I recently gave my website a fairly substantial refactor.
All of this was done alongside GPT-5.4.
That was genuinely useful. A lot of the HTML and CSS work would have been much harder without it, simply because that part of the stack is less familiar territory for me. Having a rapid iteration loop for frontend development and layout changes made it much easier to tackle areas of the refactor that would otherwise have involved a lot more trial and error.
At the same time, it was also a good reminder that LLM-assisted development needs a brake pedal. Once a feature is implemented, the model is almost always happy to suggest one more abstraction, one more cleanup, one more enhancement, one more "while we're here" improvement. That is how a small refactor quietly turns into a much larger and more complicated system than the project ever needed.
That ended up being the main lesson from the whole exercise: with LLMs, it is very easy to keep going just because more is possible.

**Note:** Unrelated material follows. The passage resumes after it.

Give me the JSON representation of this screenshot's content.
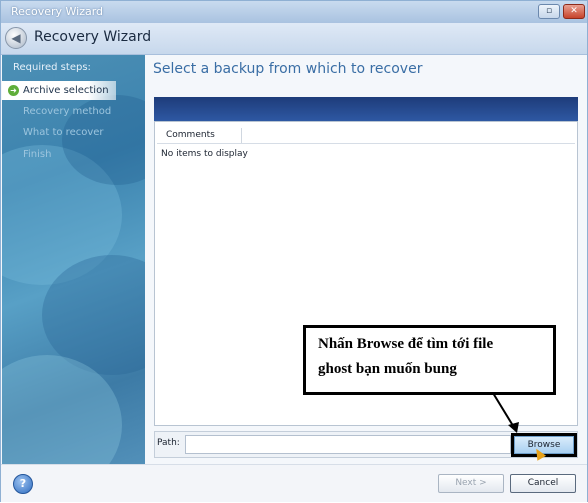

The harder and more important skill is deciding when to stop, recognizing that every extra feature comes with a long-term maintenance cost.
Every now and then, I will also make a point of going through the process of implementing a new idea myself and then let the agent roast me afterwards. The most valuable learning will always come from wrestling with a problem on your own first.
Vibe, but not too close to the sun.
Changelog
- Gallery browsing upgraded with GLightbox and direct template-driven photo rendering.
- Photos no longer modeled as Pelican articles.
- Ingestion rebuilt to generate display/thumbnail WebP derivatives plus JSON metadata.
- Colour profile handling fixed during image conversion.
- Dropbox-to-GitHub publishing automation added.
- CI, tests, packaging, and workflow guards tightened.